At this point in the plan, the team must choose what channels to use to spread your message. The most common outlets include blog posts, email newsletters, press releases and sale offers. Social media is also a huge marketing tool, so consider using demographic data to learn where your target audience is most present.

7. Determine the publishing frequency

After your channels have been selected, decide how often the team will post and publish content. Research when would be the best time to post on social media. For example, data suggests that 80 percent of the U.S. population resides in the Eastern and Central time zones. Therefore, if your target audience is American consumers, consider posting content during times when these individuals are most likely to be active on social media. With social media, developing a publishing schedule and focusing consistently is key.

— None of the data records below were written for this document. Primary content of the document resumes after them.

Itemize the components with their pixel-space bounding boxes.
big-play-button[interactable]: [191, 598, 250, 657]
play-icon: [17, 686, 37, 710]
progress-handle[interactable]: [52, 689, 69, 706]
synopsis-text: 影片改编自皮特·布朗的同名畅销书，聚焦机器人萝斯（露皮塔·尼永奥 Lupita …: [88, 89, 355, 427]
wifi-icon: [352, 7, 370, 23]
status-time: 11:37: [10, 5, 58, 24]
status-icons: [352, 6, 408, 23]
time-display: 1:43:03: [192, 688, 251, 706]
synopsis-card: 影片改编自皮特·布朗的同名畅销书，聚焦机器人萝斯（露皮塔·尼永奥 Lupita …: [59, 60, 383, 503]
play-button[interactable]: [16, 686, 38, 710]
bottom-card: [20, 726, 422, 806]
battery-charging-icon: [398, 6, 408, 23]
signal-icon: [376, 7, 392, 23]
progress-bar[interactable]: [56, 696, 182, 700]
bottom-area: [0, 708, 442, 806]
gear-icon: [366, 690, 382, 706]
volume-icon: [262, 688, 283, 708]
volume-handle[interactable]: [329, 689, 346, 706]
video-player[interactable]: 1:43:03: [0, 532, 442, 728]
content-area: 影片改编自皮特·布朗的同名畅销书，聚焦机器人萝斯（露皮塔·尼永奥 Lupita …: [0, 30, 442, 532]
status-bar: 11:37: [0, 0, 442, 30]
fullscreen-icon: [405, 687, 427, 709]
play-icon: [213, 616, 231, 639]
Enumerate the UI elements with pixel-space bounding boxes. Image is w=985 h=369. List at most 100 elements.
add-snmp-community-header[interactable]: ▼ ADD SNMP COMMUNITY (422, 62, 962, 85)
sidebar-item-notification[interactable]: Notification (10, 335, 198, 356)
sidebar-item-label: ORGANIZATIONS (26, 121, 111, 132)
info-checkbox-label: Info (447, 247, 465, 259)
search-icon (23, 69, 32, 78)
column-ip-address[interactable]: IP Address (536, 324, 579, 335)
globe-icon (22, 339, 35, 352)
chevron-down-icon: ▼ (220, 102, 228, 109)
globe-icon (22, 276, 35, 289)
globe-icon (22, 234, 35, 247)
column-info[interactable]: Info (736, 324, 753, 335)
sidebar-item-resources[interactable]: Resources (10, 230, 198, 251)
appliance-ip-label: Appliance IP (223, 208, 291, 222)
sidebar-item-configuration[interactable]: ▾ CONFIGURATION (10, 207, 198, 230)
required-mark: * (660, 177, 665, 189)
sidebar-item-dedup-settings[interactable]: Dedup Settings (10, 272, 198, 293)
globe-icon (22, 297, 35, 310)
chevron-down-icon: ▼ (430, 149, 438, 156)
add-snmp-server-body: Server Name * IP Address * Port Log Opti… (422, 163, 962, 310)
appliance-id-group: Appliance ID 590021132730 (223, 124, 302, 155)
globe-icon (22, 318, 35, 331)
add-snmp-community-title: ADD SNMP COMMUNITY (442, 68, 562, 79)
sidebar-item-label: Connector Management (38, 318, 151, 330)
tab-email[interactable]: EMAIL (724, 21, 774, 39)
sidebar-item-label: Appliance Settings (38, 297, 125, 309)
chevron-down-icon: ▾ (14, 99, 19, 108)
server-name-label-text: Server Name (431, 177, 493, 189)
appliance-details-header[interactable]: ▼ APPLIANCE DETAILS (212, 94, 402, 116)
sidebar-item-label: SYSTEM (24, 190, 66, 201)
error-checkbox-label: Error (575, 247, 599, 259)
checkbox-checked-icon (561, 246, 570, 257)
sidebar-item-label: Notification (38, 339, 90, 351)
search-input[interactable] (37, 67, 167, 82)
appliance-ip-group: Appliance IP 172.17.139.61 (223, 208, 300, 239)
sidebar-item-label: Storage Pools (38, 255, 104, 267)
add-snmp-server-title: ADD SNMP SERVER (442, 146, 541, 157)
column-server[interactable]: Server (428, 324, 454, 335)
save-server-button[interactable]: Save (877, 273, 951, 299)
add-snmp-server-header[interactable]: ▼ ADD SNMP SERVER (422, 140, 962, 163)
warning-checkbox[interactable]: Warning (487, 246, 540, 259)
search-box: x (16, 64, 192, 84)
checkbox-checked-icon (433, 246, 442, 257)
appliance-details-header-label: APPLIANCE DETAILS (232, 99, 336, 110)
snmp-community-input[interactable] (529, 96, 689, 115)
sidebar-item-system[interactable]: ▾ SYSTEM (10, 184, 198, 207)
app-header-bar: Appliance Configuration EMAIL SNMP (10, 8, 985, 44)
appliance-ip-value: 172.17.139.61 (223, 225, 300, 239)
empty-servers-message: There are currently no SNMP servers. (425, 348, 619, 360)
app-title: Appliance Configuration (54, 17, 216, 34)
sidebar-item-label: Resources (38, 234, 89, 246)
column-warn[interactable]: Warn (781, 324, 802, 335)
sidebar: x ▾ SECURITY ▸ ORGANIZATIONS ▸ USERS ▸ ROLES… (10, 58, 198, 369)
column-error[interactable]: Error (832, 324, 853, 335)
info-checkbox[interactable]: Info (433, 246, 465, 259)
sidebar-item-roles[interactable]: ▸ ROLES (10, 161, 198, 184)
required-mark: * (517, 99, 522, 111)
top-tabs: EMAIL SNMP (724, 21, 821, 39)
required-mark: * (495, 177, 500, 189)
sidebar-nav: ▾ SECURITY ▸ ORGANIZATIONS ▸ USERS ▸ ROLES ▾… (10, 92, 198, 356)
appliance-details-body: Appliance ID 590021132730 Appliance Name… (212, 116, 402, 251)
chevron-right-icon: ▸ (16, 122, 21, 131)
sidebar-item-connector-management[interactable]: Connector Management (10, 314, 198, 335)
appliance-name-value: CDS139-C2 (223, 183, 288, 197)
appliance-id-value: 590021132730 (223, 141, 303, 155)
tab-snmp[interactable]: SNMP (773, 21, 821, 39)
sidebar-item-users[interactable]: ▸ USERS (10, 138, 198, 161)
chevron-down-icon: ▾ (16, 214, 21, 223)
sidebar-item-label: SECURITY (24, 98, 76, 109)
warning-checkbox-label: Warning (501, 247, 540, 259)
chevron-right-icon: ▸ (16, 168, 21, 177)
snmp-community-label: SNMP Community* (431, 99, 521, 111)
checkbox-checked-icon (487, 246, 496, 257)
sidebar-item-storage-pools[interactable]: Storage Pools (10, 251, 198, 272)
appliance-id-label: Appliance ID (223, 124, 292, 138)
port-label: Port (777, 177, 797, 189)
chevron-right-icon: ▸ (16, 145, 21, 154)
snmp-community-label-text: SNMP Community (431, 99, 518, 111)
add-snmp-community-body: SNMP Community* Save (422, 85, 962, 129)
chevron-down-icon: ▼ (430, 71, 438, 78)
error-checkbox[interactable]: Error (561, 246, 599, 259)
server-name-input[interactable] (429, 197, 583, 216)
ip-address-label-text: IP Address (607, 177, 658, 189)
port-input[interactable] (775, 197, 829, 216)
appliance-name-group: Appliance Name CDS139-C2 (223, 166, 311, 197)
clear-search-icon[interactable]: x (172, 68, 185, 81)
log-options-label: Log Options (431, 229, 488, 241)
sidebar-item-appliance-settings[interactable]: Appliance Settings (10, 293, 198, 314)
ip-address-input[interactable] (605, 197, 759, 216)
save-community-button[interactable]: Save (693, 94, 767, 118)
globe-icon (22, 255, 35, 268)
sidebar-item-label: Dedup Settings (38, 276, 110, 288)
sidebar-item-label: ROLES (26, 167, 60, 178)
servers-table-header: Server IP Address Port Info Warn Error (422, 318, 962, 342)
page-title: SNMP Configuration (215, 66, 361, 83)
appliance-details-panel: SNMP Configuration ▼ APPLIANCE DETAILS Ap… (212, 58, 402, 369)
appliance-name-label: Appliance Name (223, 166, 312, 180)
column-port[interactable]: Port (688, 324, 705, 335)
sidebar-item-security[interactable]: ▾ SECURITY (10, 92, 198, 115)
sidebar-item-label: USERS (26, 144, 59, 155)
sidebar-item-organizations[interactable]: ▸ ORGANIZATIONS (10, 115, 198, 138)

8. Determine the message that you want to send

People will be drawn to your product or service to solve a particular problem that they are experiencing. Therefore, your message will need to identify the problem, offer your solution and supply the call to action created in step six. For example, “Are you experiencing [the problem]? [company name] can help with our [service or product name]. [Fill in the call to action from step six].”

9. Figure out important events and campaign plans

Take a look at a calendar to plan ahead. Identify any potential events that your team may want to center some campaigns around. These may include anniversary sales, holidays and company-wide special events.

10. Identify communication goals

Next, it is time to set communication goals that the team needs to achieve. These goals should relate to the objectives that were developed in step two. Once the goals have been established they need to be measured by metrics and data points. A communication goal may sound like, “Our [team name] will reach [number or metric] every [set time frame] by [date].”

11. Use a calendar to execute the communication plan

At this point, you and your team have created a full communication plan. Now it is time to implement it. Using a calendar, identify the important events with the length of each associated campaign. During this phase, you may also schedule newsletter releases, promotional events or blog posts. Social media posts related to the campaign can also be placed on the calendar.

12. Analyze the results of the communication plan

The final step is to use metrics to measure the results of your communication plan. Was your strategy successful?